Border watcher ordered to pay nearly $100,000 for threatening huntersLawsuit resolution is a victory for immigrant rights groups trying to curb armed monitoring groups.
By Randal C. Archibold
THE NEW YORK TIMES
Friday, November 24, 2006
For years, Roger Barnett has holstered a pistol to his hip, tucked an assault rifle in his truck and set out over the scrub brush on his thousands of acres of ranchland near the border in southeastern Arizona to hunt.
Hunt illegal immigrants, that is, an act that's often chronicled by the news media. But now, after boasting of having captured 12,000 illegal crossers on land he owns or leases from the state and emerging as one of the earliest and most prominent of the self-appointed border watchers, Barnett finds himself the prey.
Immigrant rights groups have filed lawsuits accusing him of harassing and unlawfully imprisoning people he has confronted on his ranch. One suit pending in federal court accuses him, his wife and his brother of pointing guns at 16 illegal immigrants they intercepted, threatening them with dogs and kicking one woman in the group. Another suit, which accused Barnett of threatening
two Mexican American hunters and three young children with an assault rifle and insulting them with racial epithets, ended Wednesday with a jury awarding the hunters $98,750 in damages.
But Barnett, known for dressing in military garb and caps with insignia resembling the U.S. Border Patrol's, is a special prize to the immigrant rights groups.

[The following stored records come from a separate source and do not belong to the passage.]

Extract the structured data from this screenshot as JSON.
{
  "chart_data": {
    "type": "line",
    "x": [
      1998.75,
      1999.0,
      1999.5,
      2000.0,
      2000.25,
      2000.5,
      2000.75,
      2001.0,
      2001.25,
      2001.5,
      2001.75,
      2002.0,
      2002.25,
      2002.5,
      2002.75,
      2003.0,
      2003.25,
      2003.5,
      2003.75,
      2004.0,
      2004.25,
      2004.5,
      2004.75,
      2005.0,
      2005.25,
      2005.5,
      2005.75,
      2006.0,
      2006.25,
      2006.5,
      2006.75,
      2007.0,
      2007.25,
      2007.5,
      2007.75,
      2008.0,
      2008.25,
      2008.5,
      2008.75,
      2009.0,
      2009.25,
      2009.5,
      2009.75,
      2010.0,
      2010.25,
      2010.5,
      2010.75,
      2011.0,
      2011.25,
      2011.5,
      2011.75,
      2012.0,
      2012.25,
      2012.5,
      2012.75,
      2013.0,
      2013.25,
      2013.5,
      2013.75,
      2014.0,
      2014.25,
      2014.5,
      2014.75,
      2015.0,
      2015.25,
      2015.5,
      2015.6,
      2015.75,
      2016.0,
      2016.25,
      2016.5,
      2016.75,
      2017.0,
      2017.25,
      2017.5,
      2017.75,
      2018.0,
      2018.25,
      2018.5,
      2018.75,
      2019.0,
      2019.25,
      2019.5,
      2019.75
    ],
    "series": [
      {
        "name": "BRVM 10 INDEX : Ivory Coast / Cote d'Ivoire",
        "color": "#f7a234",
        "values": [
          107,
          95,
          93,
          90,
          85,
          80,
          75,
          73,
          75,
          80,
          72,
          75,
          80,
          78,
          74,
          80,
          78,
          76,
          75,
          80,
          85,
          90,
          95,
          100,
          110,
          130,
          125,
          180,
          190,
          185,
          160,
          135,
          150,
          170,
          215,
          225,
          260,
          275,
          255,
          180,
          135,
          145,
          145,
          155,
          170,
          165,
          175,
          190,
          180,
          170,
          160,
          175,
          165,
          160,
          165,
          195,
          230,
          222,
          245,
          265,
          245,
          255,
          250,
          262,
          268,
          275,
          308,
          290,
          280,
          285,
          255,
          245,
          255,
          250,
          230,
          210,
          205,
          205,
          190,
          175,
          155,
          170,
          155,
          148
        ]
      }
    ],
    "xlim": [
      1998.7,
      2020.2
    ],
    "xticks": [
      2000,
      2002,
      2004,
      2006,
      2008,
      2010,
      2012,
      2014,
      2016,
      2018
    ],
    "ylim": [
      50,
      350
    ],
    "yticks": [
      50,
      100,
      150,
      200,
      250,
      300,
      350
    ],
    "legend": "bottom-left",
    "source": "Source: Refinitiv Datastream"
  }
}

He is ubiquitous on Web sites, mailings and brochures put out by border monitoring groups and, with family members, was an inspiration for efforts like the Minutemen civilian border patrols. "The Barnetts, probably more than any people in this country, are responsible for the vigilante movement as it now exists," said Mark Potok, legal director of the Southern Poverty Law Center, which tracks the groups. "They were the recipients of so much press coverage, and they kept boasting, and it was out of those boasts that the modern vigilante movement sprang up."
Jesus Romo Vejar, the lawyer for the hunting party, said their court victory Wednesday would serve notice that mistreating illegal immigrants would not pass unpunished. Although the hunters were not illegal immigrants, they contended that Barnett's treatment of them reflected his attitude and practices toward Latinos crossing his land, no matter what their legal status.